Very few Christians have ever read the Qur’an, but the interest in the topic has grown steadily since 9/11. We have been looking at some passages from the Qur’an and comparing them with God’s Word, the Bible. One will find a great deal of the most important passages relating to Islam and the Christian faith in Surahs 4, 5, and 6. Here is an example from Surah 5:

72. Certainly they have disbelieved who say: “Allah is Christ the son of Maryam (Mary).” While Christ himself said: “O children of Israel! Worship Allah, my Rabb and your Rabb.” Whoever commits shirk (joins partners with Allah), Allah will deny him the paradise, and the hellfire will be his home. There will be no helper for the wrongdoers.
73. Certainly they are unbelievers who say: “Allah is one of three in a Trinity.” There is no god except One Allah. If they do not stop saying what they say, a painful punishment will befall the disbelievers among them.
74. Will they not then turn to Allah and seek His forgiveness? Allah is Forgiving, Merciful.
75. Christ, the son of Maryam, was no more than a Rasool; many Rasools had already passed away before him. His mother was a truthful woman; they both ate earthly food like other human beings. See how the Revelations are made clear to them to know reality; yet see how they ignore the truth!
76. Ask them: “Would you worship besides Allah someone who can neither harm nor benefit you? While Allah is He who hears all and knows all.”

Just a few quick observations on the text:
   1) Mohammed did not understand the doctrine of the Trinity. This could be due either to unorthodoxy on the part of the Christians he encountered earlier in his life, or simple ignorance on his part of what they were attempting to communicate to him. In either case, the Qur’an is seriously flawed in its view of the Trinity, and as a result, Muslims who accept the Qur’an as the final authority will not even allow for the correction offered by a Christian.
   2) Once again, remember that to believe in the Trinity is to commit “shirk” in Islamic belief, the joining of partners with Allah (despite our constant insistence that we are monotheists to the core). And though it seemed the Qur’an had offered forgiveness to Christians in v. 68 of the same section, here we see that such mercy from Allah is only for those willing to “believe.” To believe in the Trinity is to “disbelieve” the message of the Qur’an.

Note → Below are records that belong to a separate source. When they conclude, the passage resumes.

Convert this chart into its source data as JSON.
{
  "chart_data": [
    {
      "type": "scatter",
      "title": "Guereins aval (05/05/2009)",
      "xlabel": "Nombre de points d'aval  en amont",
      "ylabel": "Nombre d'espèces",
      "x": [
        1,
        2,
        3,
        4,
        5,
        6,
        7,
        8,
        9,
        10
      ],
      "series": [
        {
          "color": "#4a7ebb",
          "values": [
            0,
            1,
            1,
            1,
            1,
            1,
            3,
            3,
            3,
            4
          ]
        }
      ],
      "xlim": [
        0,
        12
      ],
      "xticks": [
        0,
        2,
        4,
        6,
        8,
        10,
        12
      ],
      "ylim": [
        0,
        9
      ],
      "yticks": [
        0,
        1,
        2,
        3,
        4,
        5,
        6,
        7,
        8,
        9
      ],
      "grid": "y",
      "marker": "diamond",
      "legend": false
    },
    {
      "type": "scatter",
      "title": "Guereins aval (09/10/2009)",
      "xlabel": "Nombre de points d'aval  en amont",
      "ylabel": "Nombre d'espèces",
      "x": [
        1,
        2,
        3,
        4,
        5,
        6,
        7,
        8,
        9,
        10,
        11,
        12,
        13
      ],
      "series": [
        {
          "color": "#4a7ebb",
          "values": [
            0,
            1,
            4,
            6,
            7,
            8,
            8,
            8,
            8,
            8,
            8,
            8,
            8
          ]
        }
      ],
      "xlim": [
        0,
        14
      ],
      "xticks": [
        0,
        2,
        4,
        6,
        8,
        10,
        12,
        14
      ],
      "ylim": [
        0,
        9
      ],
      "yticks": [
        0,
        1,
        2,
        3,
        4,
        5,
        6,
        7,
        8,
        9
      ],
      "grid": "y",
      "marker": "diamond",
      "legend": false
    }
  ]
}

   3) Note the error of v. 73: Allah one of three in a Trinity? Even if one were to make the identification of Allah = the Father, it is clear that the author is operating on the misunderstanding that the Trinity posits three separate gods. And the Qur’an makes itself clear: Christians are to “stop saying” (stop teaching, believing) the central doctrine of their faith, the Trinity. There is no ground for compromise here.
   4) Mercy is promised, it seems, only upon ceasing to be a disbeliever: i.e., upon renouncing one’s Christian faith!
   5) Christ was “no more than” a Rasool (apostle). He was a mere human being, as was his mother, evidenced by the fact that they ate food. Now, it is hard to avoid the conclusion (and other passages lend support to this idea) that here the Qur’an is suggesting that the Trinity, as believed by Christians, is Allah, Jesus, and Mary. And since Jesus and Mary were human beings (evidenced by eating food, which God could never do—the Incarnation being denied as a presupposition of unitarianism) then Allah could have simply dispatched them, had he chosen to do so (disproving, in the Muslim mind, the Trinity).
   6) The picture of Christ as the divine Judge in Revelation is a far cry from the Muslim picture of Christ. Sadly, many Christians skip the view of Christ as Judge, Ruler, and King, and the rather anemic view of Christ often found in Christian writings is not much of a challenge to Islam.

There is a lot more to look at in Surah 5, and we will do so in our next installments.